There are several ways to begin to move past the neglect you experienced from her. One method is to reflect and begin to talk in depth about the emotions and thoughts you experienced growing up. This is more than just acknowledging what she did. This involves really discussing specific memories about her neglecting you and how your childhood self felt during that time. You may notice that many emotions can begin to arise from talking more in-depth about these experiences. An example of what I might do in therapy is help you in identifying specific points of concern and how to change them. The idea is that your younger self likely did not take the time to completely process what she was doing at the time. Your mind is only concerned about how you can survive these difficult moments. In your case, your mind focused on shutting down and/or escaping the discomfort in relationships. Later, we can begin by identifying what is the possible fear you may have about staying with the feelings of discomfort and not avoiding them. It is important to identify these fears and examine how valid they are. For example, you stated no one deserves your presence and engagement. When I read this, I think to myself how harsh you are talking about yourself in these moments. I want to validate that this is your experience and you have been through difficult times. However, the idea that one deserves your presence and engagement is simply not valid. If we begin to approach things in a rational manner and evaluate these thoughts more often, we likely come to a conclusion that these thoughts are distorted.

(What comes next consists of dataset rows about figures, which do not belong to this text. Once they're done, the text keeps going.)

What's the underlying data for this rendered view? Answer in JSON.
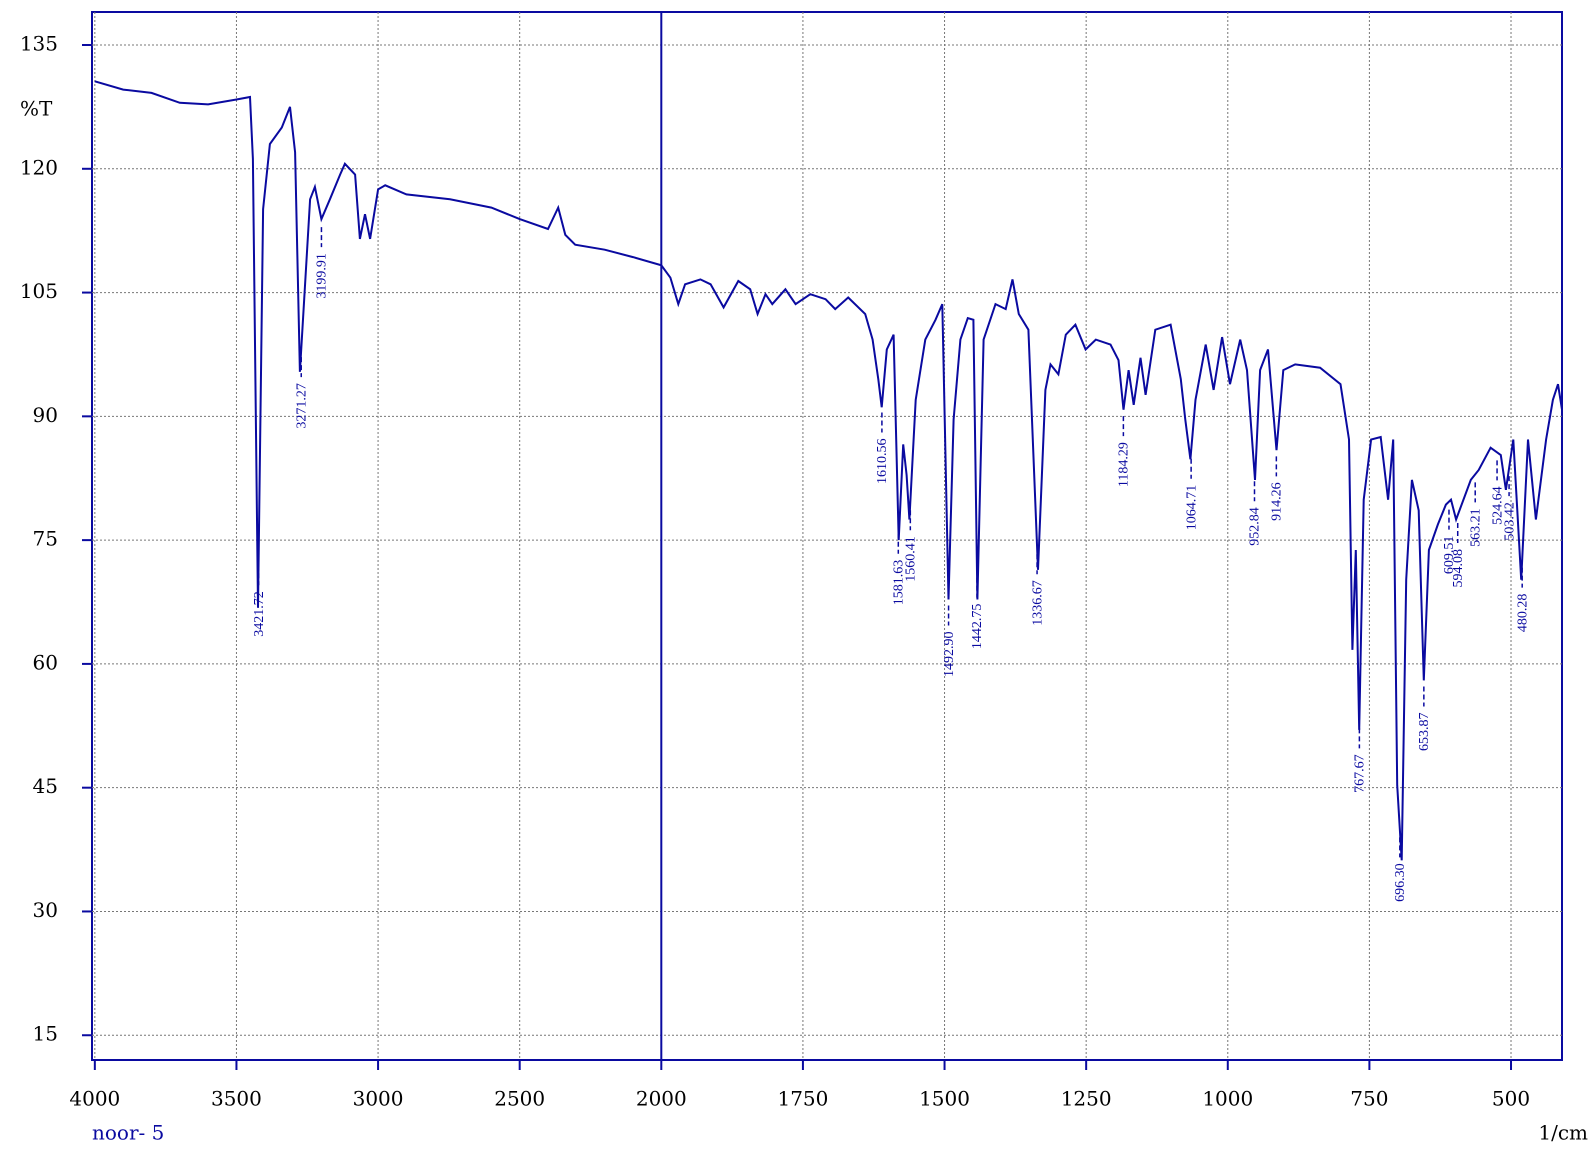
{
  "chart_data": {
    "type": "line",
    "color": "#0a0aa0",
    "xlim": [
      4010,
      410
    ],
    "x_break": 2000,
    "x_break_ratio": 2,
    "ylim": [
      12,
      139
    ],
    "xticks": [
      4000,
      3500,
      3000,
      2500,
      2000,
      1750,
      1500,
      1250,
      1000,
      750,
      500
    ],
    "yticks": [
      15,
      30,
      45,
      60,
      75,
      90,
      105,
      120,
      135
    ],
    "grid": true,
    "ylabel": "%T",
    "xlabel": "1/cm",
    "caption": "noor- 5",
    "x": [
      4000,
      3900,
      3800,
      3700,
      3600,
      3500,
      3452,
      3442,
      3424,
      3406,
      3382,
      3340,
      3311,
      3293,
      3276,
      3240,
      3223,
      3200,
      3170,
      3134,
      3117,
      3081,
      3064,
      3046,
      3028,
      3000,
      2975,
      2900,
      2746,
      2600,
      2500,
      2400,
      2364,
      2339,
      2304,
      2200,
      2100,
      2000,
      1984,
      1970,
      1958,
      1931,
      1913,
      1890,
      1864,
      1843,
      1830,
      1816,
      1804,
      1781,
      1763,
      1737,
      1710,
      1693,
      1670,
      1640,
      1627,
      1617,
      1611,
      1602,
      1590,
      1581,
      1573,
      1567,
      1562,
      1551,
      1534,
      1516,
      1504,
      1493,
      1484,
      1472,
      1459,
      1449,
      1442,
      1431,
      1410,
      1392,
      1380,
      1369,
      1352,
      1335,
      1322,
      1313,
      1299,
      1286,
      1269,
      1251,
      1233,
      1207,
      1193,
      1184,
      1175,
      1166,
      1154,
      1145,
      1128,
      1101,
      1083,
      1075,
      1066,
      1057,
      1039,
      1025,
      1010,
      996,
      978,
      966,
      952,
      943,
      929,
      914,
      902,
      881,
      837,
      801,
      786,
      780,
      774,
      768,
      760,
      747,
      730,
      717,
      708,
      701,
      693,
      685,
      675,
      663,
      654,
      645,
      629,
      615,
      606,
      597,
      571,
      557,
      536,
      518,
      509,
      496,
      482,
      470,
      456,
      438,
      426,
      417,
      410
    ],
    "values": [
      130.6,
      129.6,
      129.2,
      128.0,
      127.8,
      128.4,
      128.7,
      121.2,
      66.8,
      115.1,
      123.0,
      125.0,
      127.5,
      122.0,
      95.4,
      116.3,
      117.8,
      113.9,
      116.3,
      119.3,
      120.6,
      119.3,
      111.5,
      114.5,
      111.5,
      117.5,
      118.0,
      116.9,
      116.3,
      115.3,
      113.9,
      112.7,
      115.3,
      112.0,
      110.8,
      110.2,
      109.3,
      108.3,
      106.8,
      103.6,
      106.0,
      106.6,
      106.0,
      103.2,
      106.4,
      105.4,
      102.4,
      104.8,
      103.6,
      105.4,
      103.6,
      104.8,
      104.2,
      103.0,
      104.4,
      102.4,
      99.3,
      94.5,
      91.1,
      98.1,
      99.9,
      75.0,
      86.6,
      82.9,
      77.5,
      92.0,
      99.3,
      101.7,
      103.6,
      67.8,
      89.6,
      99.3,
      101.9,
      101.7,
      67.8,
      99.3,
      103.6,
      103.0,
      106.6,
      102.4,
      100.5,
      71.4,
      93.2,
      96.3,
      95.1,
      99.9,
      101.1,
      98.1,
      99.3,
      98.7,
      96.8,
      90.8,
      95.6,
      91.4,
      97.1,
      92.6,
      100.5,
      101.1,
      94.5,
      89.6,
      84.8,
      92.0,
      98.7,
      93.2,
      99.6,
      93.9,
      99.3,
      95.6,
      82.3,
      95.6,
      98.1,
      85.9,
      95.6,
      96.3,
      95.9,
      93.9,
      87.2,
      61.7,
      73.8,
      52.0,
      79.9,
      87.2,
      87.5,
      79.9,
      87.2,
      45.3,
      36.2,
      70.2,
      82.3,
      78.6,
      58.0,
      73.8,
      76.9,
      79.3,
      79.9,
      77.5,
      82.3,
      83.5,
      86.2,
      85.3,
      81.1,
      87.2,
      70.2,
      87.2,
      77.5,
      87.2,
      92.0,
      93.9,
      90.8
    ],
    "peaks": [
      3421.72,
      3271.27,
      3199.91,
      1610.56,
      1581.63,
      1560.41,
      {
        "value": 1492.9,
        "label": "1492.90"
      },
      1442.75,
      1336.67,
      1184.29,
      1064.71,
      952.84,
      914.26,
      767.67,
      {
        "value": 696.3,
        "label": "696.30"
      },
      653.87,
      609.51,
      594.08,
      563.21,
      524.64,
      503.42,
      480.28
    ]
  }
}
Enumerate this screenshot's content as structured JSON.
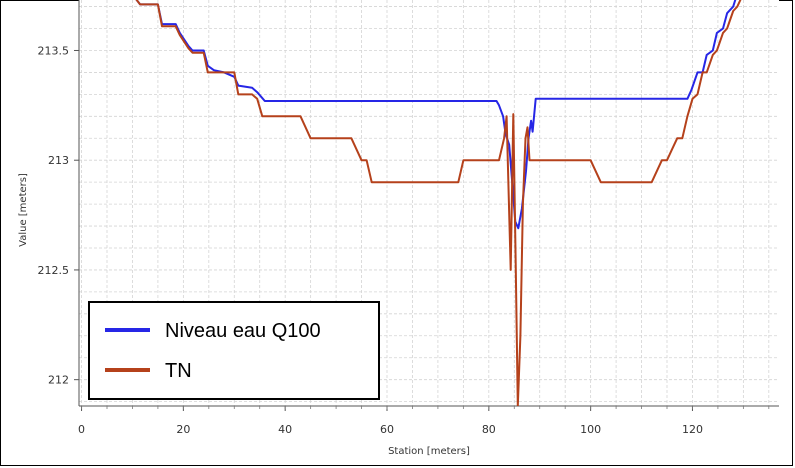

Another area of focus can be on interpersonal style. There is a type of therapy that focuses heavily on how we interact with others in different relationships. I often use techniques from interpersonal processing therapy to address concerns related to how people are interacting in relationships. In the therapy process you can begin get feedback from the therapist on areas you are struggling with in relationships and performing role plays to practice new ways of interacting with others.
Now, let’s go into what to do besides therapy. I recommend that since you have the insight already that there is something wrong that you begin to challenge yourself in relationships. For example, some of my patients typically shutdown during arguments with their partner. I often challenge them that during their next argument they must continue to keep talking to their partner or at least not walk away. They may start off by doing this during one argument. Later, I continue to challenge them to do this more often. Also, I recommend using the movie metaphor. Imagine that your life is like a movie, and you are the audience watching it play out. Ask yourself, how would you like the next scene to play out? Think about how the movie is likely to play out if you try to shut down and leave. In the moments we tend to make decisions without awareness. You will need to take some moments to reflect more and think if this decision you are making in because of your mother’s influence. When you feel stuck, remember to move towards what you truly value and not towards more emotional suffering.